Speaking at the EthCC conference in Cannes, France, Pandl said the trend is still in its infancy. Tokenized assets – the process of using blockchain rails to settle, transfer and record ownership of all kinds of financial assets such as bonds, funds and stocks – are growing rapidly. However, currently, at $27 billion, this amount still represents around 0.01%, a tiny fraction of global capital markets. This amount is expected to reach almost $19 trillion by 2033, according to BCG and Ripple.
Large banks and asset managers already understand this opportunity. “The two things that institutions are aware of are stablecoins and tokenization,” Pandl said. But they are still trying to determine where to allocate capital to truly benefit from these innovations.
From there, Pandl expects tokenization to happen in phases, with different types of networks and models capturing value at each stage.
The early winners, he said, could be projects that look more like traditional finance, not less.
“In the early stages of the tokenization process, you will see things that are successful and more similar to how the financial system works today,” he said.
This means permissioned, institution-centric systems that solve practical problems like privacy, identity, and control.
Pandl pointed to the Canton Network (CC), backed by Wall Street giants like DRW, TradeWeb, Goldman Sachs and Nasdaq, as a potential winner in this first phase of tokenization.
He said it was a “perfectly reasonable investment” for investors who want shorter-term traction, even though Canton’s approach represents only “a slightly different and slightly improved version” of the current financial system.
The second phase
The second phase of tokenization could be a hybrid model where we have both institutionally owned blockchains and a shared global state, with these networks interconnected and talking to each other. An example of this is Avalanche (AVAX), with hundreds of corporate-owned sovereign chains (called subnets) active but connected to a main Layer 1 network.
Ethereum Ether (ETH), in his opinion, is the biggest but slowest bet.
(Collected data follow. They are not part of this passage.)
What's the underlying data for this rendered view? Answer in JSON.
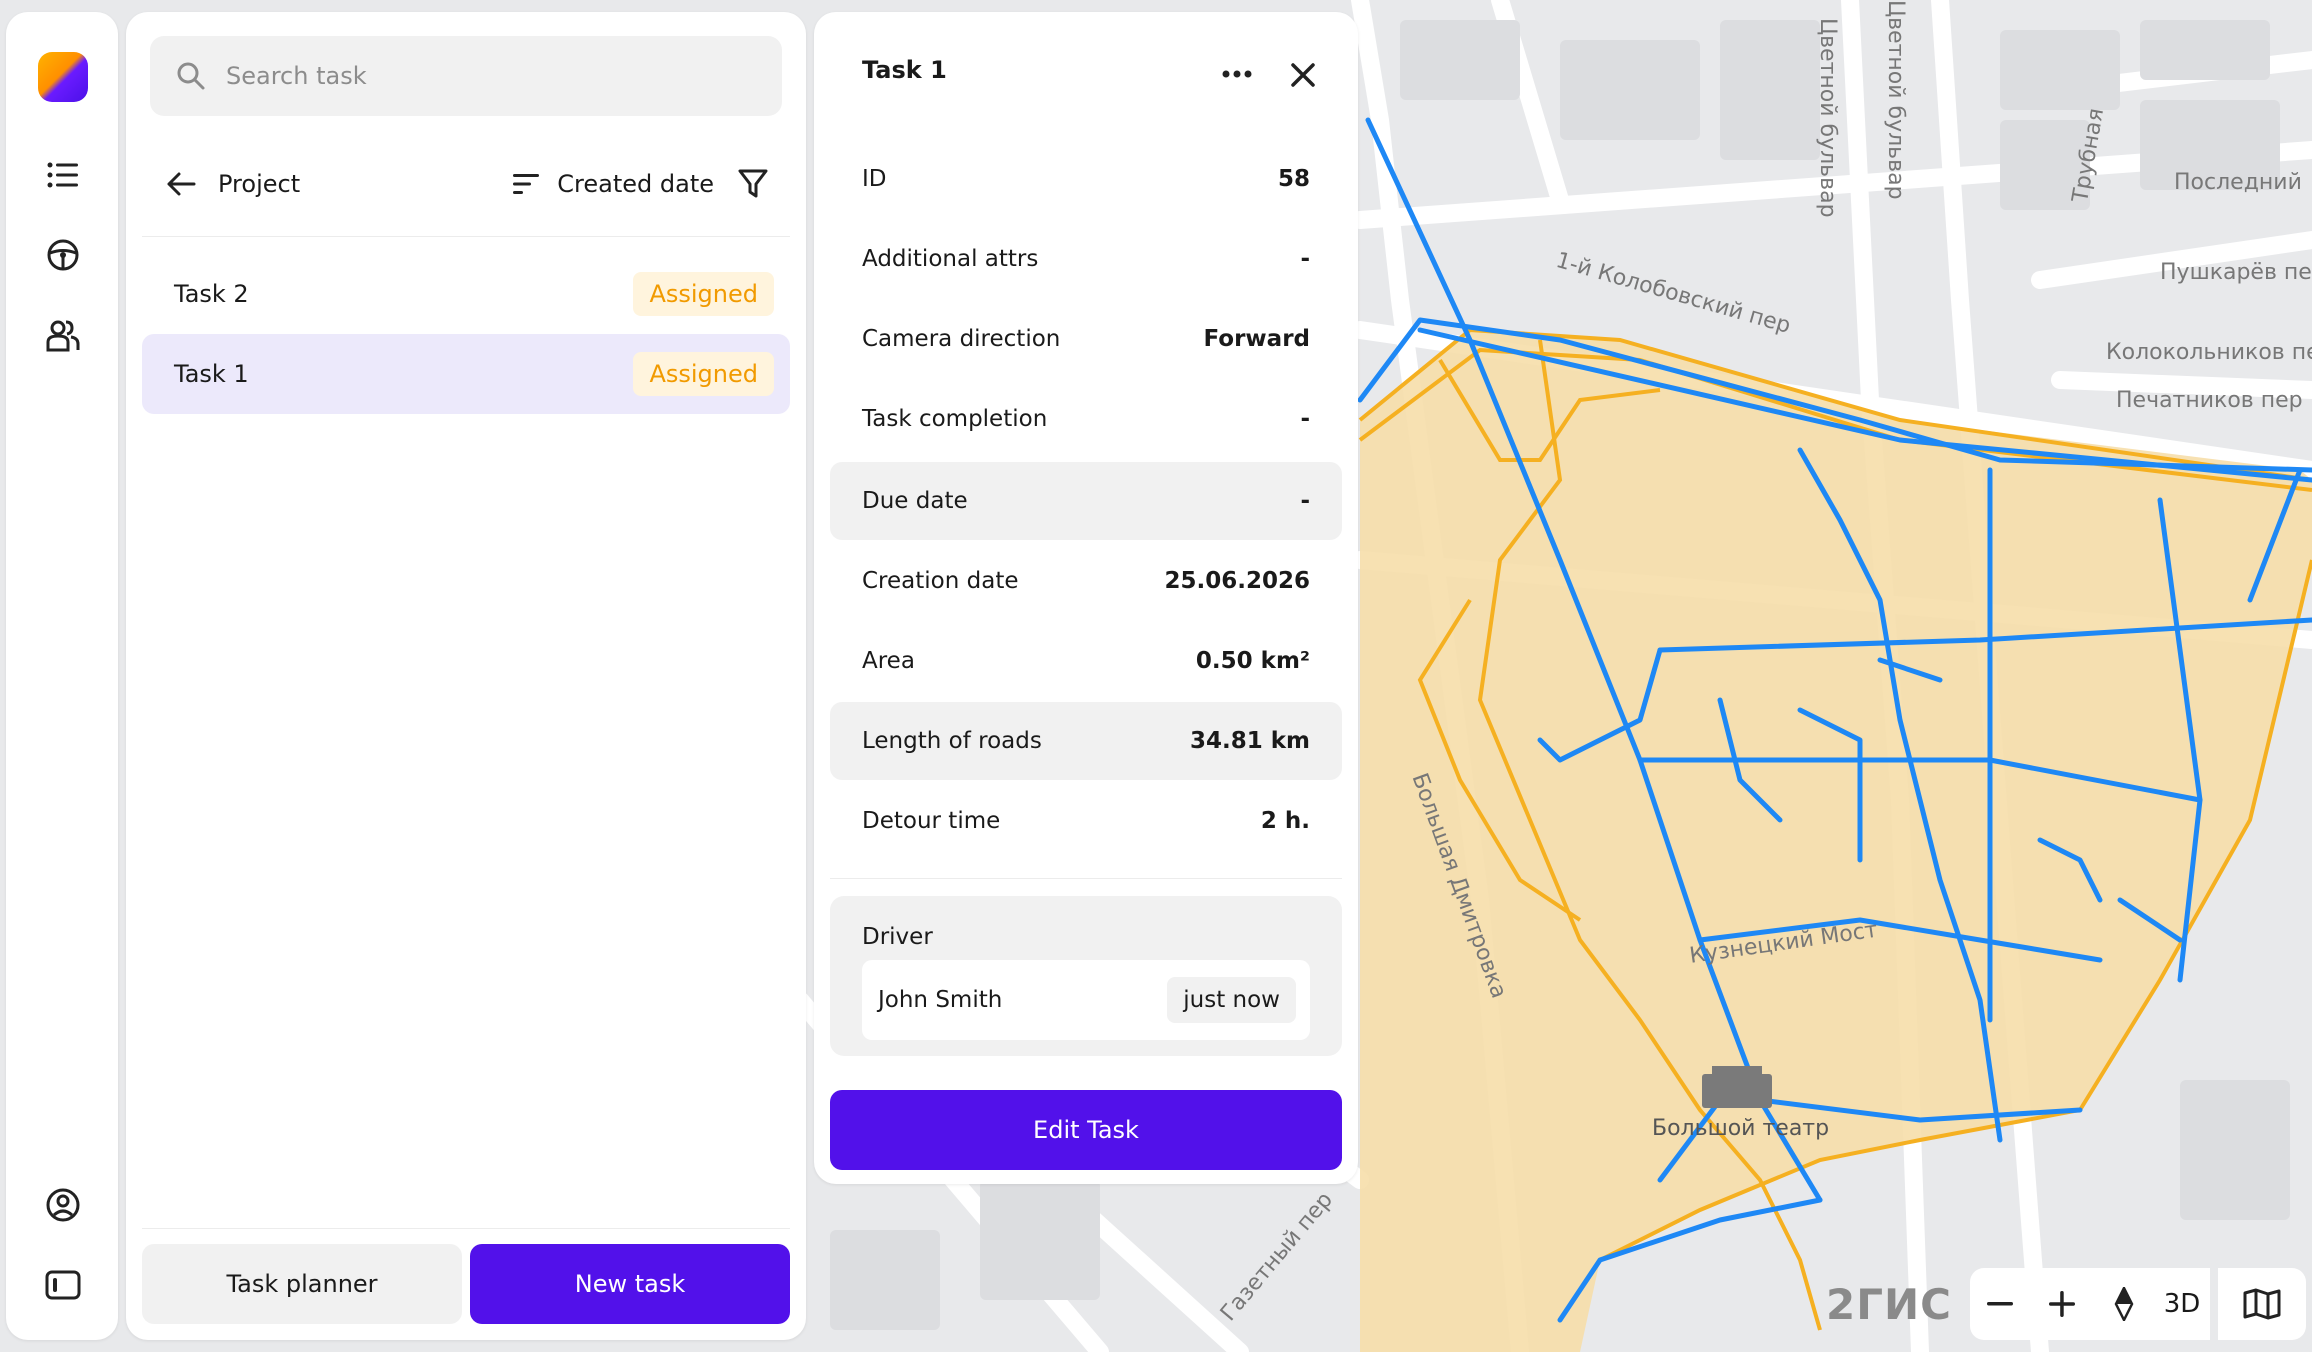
{
  "search": {
    "placeholder": "Search task"
  },
  "toolbar": {
    "back_label": "Project",
    "sort_label": "Created date"
  },
  "tasks": [
    {
      "name": "Task 2",
      "status": "Assigned"
    },
    {
      "name": "Task 1",
      "status": "Assigned"
    }
  ],
  "footer": {
    "planner_label": "Task planner",
    "new_label": "New task"
  },
  "detail": {
    "title": "Task 1",
    "rows": [
      {
        "label": "ID",
        "value": "58"
      },
      {
        "label": "Additional attrs",
        "value": "-"
      },
      {
        "label": "Camera direction",
        "value": "Forward"
      },
      {
        "label": "Task completion",
        "value": "-"
      },
      {
        "label": "Due date",
        "value": "-"
      },
      {
        "label": "Creation date",
        "value": "25.06.2026"
      },
      {
        "label": "Area",
        "value": "0.50 km²"
      },
      {
        "label": "Length of roads",
        "value": "34.81 km"
      },
      {
        "label": "Detour time",
        "value": "2 h."
      }
    ],
    "driver_label": "Driver",
    "driver_name": "John Smith",
    "driver_time": "just now",
    "edit_label": "Edit Task"
  },
  "map": {
    "brand": "2ГИС",
    "mode_3d": "3D",
    "streets": [
      "Цветной бульвар",
      "Цветной бульвар",
      "Трубная",
      "Последний",
      "Пушкарёв пер",
      "1-й Колобовский пер",
      "Колокольников пе",
      "Печатников пер",
      "Большая Дмитровка",
      "Кузнецкий Мост",
      "Газетный пер",
      "Большой театр"
    ]
  },
  "colors": {
    "accent": "#5211ea",
    "badge_text": "#f19a00",
    "badge_bg": "#fff4dd",
    "route_blue": "#1e88f5",
    "route_orange": "#f5b021",
    "area_fill": "#f6deaa"
  }
}
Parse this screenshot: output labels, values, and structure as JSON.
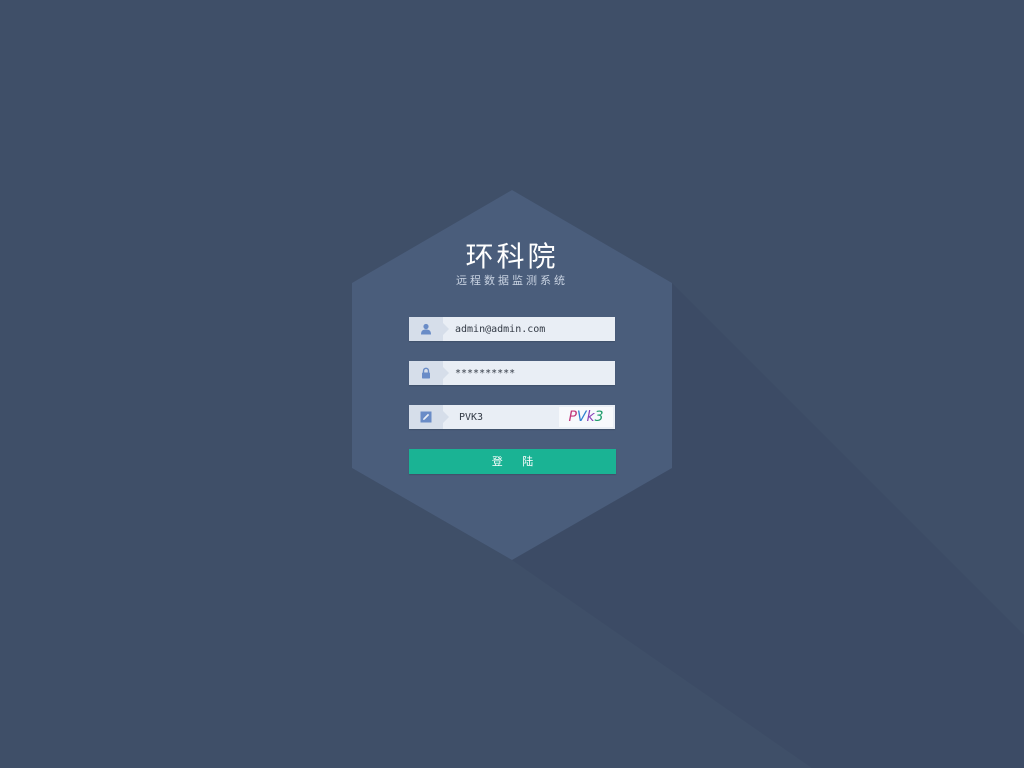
{
  "brand": {
    "title": "环科院",
    "subtitle": "远程数据监测系统"
  },
  "form": {
    "username": {
      "value": "admin@admin.com",
      "icon": "user-icon"
    },
    "password": {
      "value": "**********",
      "icon": "lock-icon"
    },
    "captcha": {
      "value": "PVK3",
      "icon": "edit-icon",
      "image_text": [
        "P",
        "V",
        "k",
        "3"
      ]
    },
    "login_label": "登 陆"
  },
  "colors": {
    "background": "#3f4f68",
    "hexagon": "#4a5d7b",
    "field": "#e9eef5",
    "icon_cell": "#d6deea",
    "icon": "#6a8cc7",
    "accent": "#1ab394"
  }
}
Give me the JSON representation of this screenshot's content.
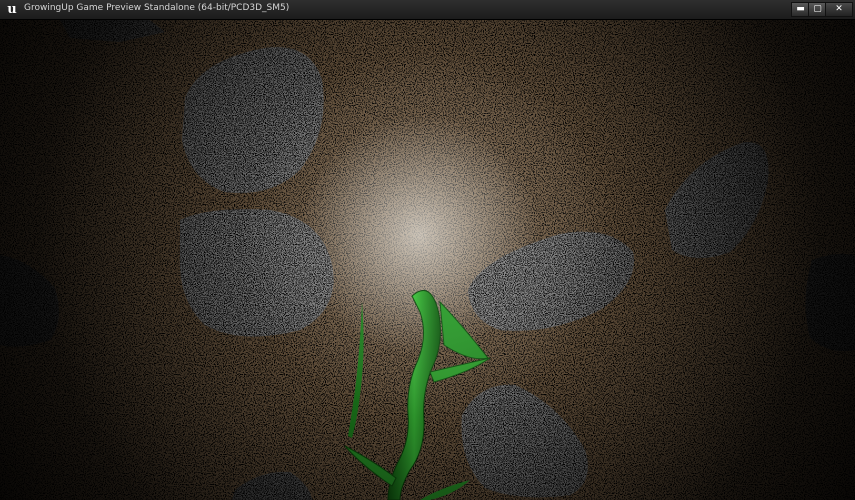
{
  "window": {
    "title": "GrowingUp Game Preview Standalone (64-bit/PCD3D_SM5)",
    "app_icon_glyph": "u",
    "buttons": {
      "minimize": "▬",
      "maximize": "▢",
      "close": "✕"
    }
  },
  "colors": {
    "titlebar": "#252525",
    "ground": "#7a6448",
    "rock": "#8a8a8a",
    "vine": "#2ea82a"
  }
}
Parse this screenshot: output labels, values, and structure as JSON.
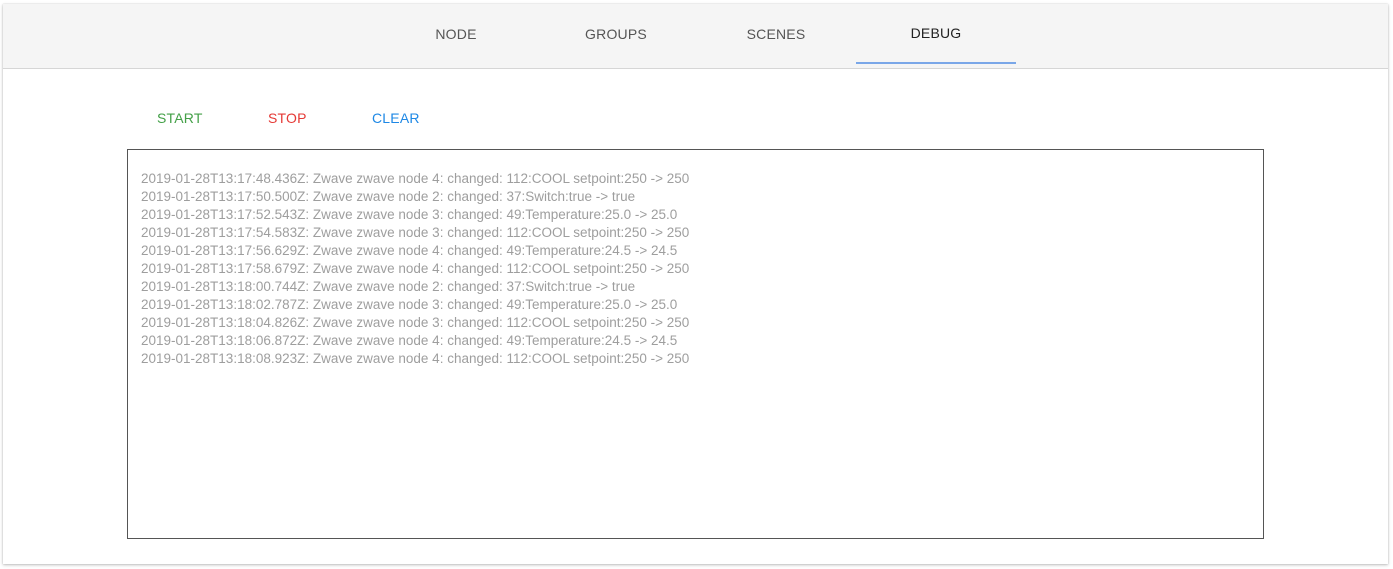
{
  "tabs": [
    {
      "label": "NODE",
      "active": false
    },
    {
      "label": "GROUPS",
      "active": false
    },
    {
      "label": "SCENES",
      "active": false
    },
    {
      "label": "DEBUG",
      "active": true
    }
  ],
  "actions": {
    "start_label": "START",
    "stop_label": "STOP",
    "clear_label": "CLEAR"
  },
  "colors": {
    "start": "#43a047",
    "stop": "#e53935",
    "clear": "#1e88e5",
    "tab_indicator": "#7aa7e8",
    "log_text": "#9e9e9e"
  },
  "log": [
    "2019-01-28T13:17:48.436Z: Zwave zwave node 4: changed: 112:COOL setpoint:250 -> 250",
    "2019-01-28T13:17:50.500Z: Zwave zwave node 2: changed: 37:Switch:true -> true",
    "2019-01-28T13:17:52.543Z: Zwave zwave node 3: changed: 49:Temperature:25.0 -> 25.0",
    "2019-01-28T13:17:54.583Z: Zwave zwave node 3: changed: 112:COOL setpoint:250 -> 250",
    "2019-01-28T13:17:56.629Z: Zwave zwave node 4: changed: 49:Temperature:24.5 -> 24.5",
    "2019-01-28T13:17:58.679Z: Zwave zwave node 4: changed: 112:COOL setpoint:250 -> 250",
    "2019-01-28T13:18:00.744Z: Zwave zwave node 2: changed: 37:Switch:true -> true",
    "2019-01-28T13:18:02.787Z: Zwave zwave node 3: changed: 49:Temperature:25.0 -> 25.0",
    "2019-01-28T13:18:04.826Z: Zwave zwave node 3: changed: 112:COOL setpoint:250 -> 250",
    "2019-01-28T13:18:06.872Z: Zwave zwave node 4: changed: 49:Temperature:24.5 -> 24.5",
    "2019-01-28T13:18:08.923Z: Zwave zwave node 4: changed: 112:COOL setpoint:250 -> 250"
  ]
}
Pandl said he believes the market will eventually move toward “global decentralized finance,” but added that “the technology is not fully ready” and the institutions are not ready either.
This makes ETH the most ambitious investment for those willing to wait for the longer-term move away from financial intermediaries.
There are also pickaxe and shovel games. Pandl pointed to chain-agnostic service providers like Chainlink as another way to get exposure, saying they could be “even more compelling” than some blockchains.